E, mais uma vez, uma das importâncias de manter a quarentena e isolamento social para parar a multiplicação de casos, na tentativa de conter, portanto, o vírus, é justamente para dar tempo para comunidade científica conseguir estudar possíveis respostas que possam ajudar a vida das pessoas, inclusive produzir uma vacina.

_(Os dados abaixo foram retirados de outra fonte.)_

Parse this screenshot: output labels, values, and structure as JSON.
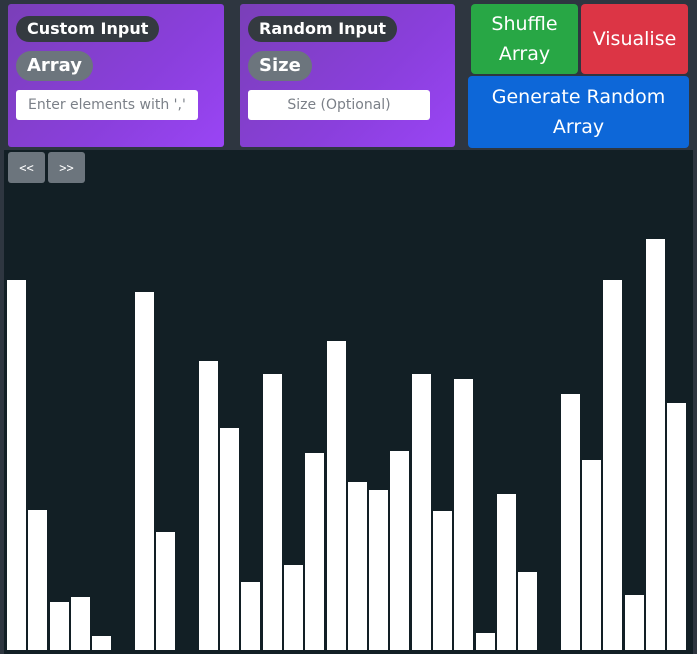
{
  "custom_input": {
    "title": "Custom Input",
    "label": "Array",
    "placeholder": "Enter elements with ','"
  },
  "random_input": {
    "title": "Random Input",
    "label": "Size",
    "placeholder": "Size (Optional)"
  },
  "buttons": {
    "shuffle": "Shuffle Array",
    "visualise": "Visualise",
    "generate": "Generate Random Array"
  },
  "nav": {
    "prev": "<<",
    "next": ">>"
  },
  "colors": {
    "bar": "#ffffff",
    "background": "#121f25",
    "shuffle": "#28a745",
    "visualise": "#dc3545",
    "generate": "#0d67d8"
  },
  "chart_data": {
    "type": "bar",
    "values": [
      370,
      140,
      48,
      53,
      14,
      0,
      358,
      118,
      0,
      289,
      222,
      68,
      276,
      85,
      197,
      309,
      168,
      160,
      199,
      276,
      139,
      271,
      17,
      156,
      78,
      0,
      256,
      190,
      370,
      55,
      411,
      247
    ]
  }
}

- E, finalmente, poderia nos dar um panorama de como o Brasil tem avançado na busca de soluções para essa pandemia? E como os cientistas têm lidado com a falta de investimento em P&D e a necessidade de novas descobertas?
A questão da falta de investimento em pesquisa e a questão do Brasil buscando soluções para o enfrentamento da epidemia, são questões mundiais. Como um país em desenvolvimento, a gente sente o impacto maior da crise econômica dos últimos anos no sistema de ciência e tecnologia. Gosto de pensar que a questão não é única do país, e é só fazer o exercício de olhar pros E.U.A.. Por lá, representantes da comunidade científica redigiram um editorial quando o (presidente) Trump pediu uma vacina com urgência. O que eles disseram foi basicamente que, a presidência cortou por muitos anos a verba de pesquisa então, como vão fazer as coisas com urgência agora?
O lado da pesquisa em geração do conhecimento é muito afetado nesse momento, porque a prioridade, obviamente é fazer pesquisas que possam dar respostas em curto prazo. A Fiocruz, por exemplo, tem trabalhado tanto no diagnóstico de referência quanto no desenvolvimento de diagnóstico. Meu grupo, em particular, trabalha na tentativa de posicionar outras drogas contra o SARS-Cov-2.
A nossa contínua necessidade de recursos fica mais evidente na medida em que surge um novo agravo de saúde pública, que não estava planejado, não contemplado em qualquer orçamento de projeto. Há, de repente, a necessidade de rápida mobilização de recursos de várias fontes para tentar atender esse novo problema. Ou seja, representa um novo custeio para os sistemas de saúde.